While, however, the tale had allowed James freedom from linkages to history, society, culture, and, as well, from the "copious psychical record of cases of apparitions," there were other and deliberately invoked constraints, which did clearly figure for him.
Several pages of the Preface are given to distinction between ghost stories and fairy tales and then to distinctions between types of fairy tales. Peter Quint and Missjessel were not "ghosts" at all "as we now know the ghost," James said, but goblins, elves, imps, of the sort of "fairies of the legendary order." The Turn of the Screw was an adjustment between the orders of Cinderella and Blue-Beard on the one hand and the Arabian Nights on the other. Cinderella and Blue-Beard and their like were marked by compactness of anecdote, while the tales of the Arabian Nights were long and loose and copious and endless. In The Turn of the Screw, James had aimed, so he said, at the free working of imagination but within bounds so as to achieve an "absolute singleness, clearness and roundness," and he considered that he had succeeded. The tale, he said, "is an excursion into chaos while remaining, like Blue-Beard and Cinderella, but an anecdote."
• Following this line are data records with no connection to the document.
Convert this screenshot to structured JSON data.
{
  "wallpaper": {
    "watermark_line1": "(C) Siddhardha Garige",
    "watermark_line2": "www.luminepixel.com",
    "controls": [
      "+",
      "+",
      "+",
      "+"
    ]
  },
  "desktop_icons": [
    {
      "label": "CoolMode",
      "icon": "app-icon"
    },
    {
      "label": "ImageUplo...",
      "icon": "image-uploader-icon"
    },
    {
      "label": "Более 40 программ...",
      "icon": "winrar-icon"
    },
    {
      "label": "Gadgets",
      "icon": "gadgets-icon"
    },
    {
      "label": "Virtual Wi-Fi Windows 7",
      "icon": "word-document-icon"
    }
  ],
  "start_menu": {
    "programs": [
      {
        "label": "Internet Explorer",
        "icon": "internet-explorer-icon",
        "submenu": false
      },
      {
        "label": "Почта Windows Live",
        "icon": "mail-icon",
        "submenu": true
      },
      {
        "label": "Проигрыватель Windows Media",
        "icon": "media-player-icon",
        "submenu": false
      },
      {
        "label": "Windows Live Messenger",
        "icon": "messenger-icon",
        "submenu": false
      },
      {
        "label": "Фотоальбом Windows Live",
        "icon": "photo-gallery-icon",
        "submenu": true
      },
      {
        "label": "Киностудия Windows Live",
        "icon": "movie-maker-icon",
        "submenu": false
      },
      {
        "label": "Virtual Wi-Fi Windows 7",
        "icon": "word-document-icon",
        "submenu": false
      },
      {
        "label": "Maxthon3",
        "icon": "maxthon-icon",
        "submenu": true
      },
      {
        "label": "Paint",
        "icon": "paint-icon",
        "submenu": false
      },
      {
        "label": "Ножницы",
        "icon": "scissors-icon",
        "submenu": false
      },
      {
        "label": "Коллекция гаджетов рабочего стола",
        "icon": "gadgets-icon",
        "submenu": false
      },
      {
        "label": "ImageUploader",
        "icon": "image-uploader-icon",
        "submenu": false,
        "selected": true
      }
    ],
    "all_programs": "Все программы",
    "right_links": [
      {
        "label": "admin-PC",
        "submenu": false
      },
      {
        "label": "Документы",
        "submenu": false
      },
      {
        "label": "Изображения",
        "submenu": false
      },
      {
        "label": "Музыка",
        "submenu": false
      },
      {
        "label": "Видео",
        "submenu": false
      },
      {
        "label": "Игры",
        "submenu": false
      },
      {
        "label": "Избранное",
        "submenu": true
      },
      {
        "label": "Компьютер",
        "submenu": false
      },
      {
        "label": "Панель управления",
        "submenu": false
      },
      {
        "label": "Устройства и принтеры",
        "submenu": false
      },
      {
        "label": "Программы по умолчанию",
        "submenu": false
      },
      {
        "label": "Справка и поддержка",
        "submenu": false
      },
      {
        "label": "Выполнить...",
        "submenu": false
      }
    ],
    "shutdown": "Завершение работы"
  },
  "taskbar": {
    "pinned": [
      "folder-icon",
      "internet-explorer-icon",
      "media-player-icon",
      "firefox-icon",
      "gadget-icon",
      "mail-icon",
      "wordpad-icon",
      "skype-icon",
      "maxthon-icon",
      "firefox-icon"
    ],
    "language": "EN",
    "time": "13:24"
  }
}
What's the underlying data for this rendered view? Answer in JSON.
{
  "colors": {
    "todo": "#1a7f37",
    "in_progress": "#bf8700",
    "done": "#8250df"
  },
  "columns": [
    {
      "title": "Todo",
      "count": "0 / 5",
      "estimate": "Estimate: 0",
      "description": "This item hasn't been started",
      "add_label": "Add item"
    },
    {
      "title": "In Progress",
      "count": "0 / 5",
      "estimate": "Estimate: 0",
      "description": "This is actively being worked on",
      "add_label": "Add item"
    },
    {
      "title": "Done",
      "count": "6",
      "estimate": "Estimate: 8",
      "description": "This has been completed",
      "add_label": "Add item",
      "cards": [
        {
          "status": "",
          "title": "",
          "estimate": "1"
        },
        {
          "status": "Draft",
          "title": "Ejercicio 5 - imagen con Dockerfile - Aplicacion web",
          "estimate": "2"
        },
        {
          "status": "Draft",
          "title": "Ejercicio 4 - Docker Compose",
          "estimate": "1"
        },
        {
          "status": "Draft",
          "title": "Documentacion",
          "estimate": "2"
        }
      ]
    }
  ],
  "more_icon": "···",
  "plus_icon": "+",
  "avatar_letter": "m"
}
All of this was to say, by way as it were of ground rules, that The Turn of the Screw alluded to conventions of storytelling, that it invoked certain and ancient genres, in which the author had found a field for play. Against accepted literary conventions, or, better, against accepted conventions of reading, he had made a fairy tale not for children but specifically a ghost story intended to capture "the jaded, the disillusioned, the fastidious." BlueBeard and Cinderella are no doubt also replete with sexual innuendo and otherwise propose horrors, so James might also have said, but not (perhaps paradoxically) for the jaded.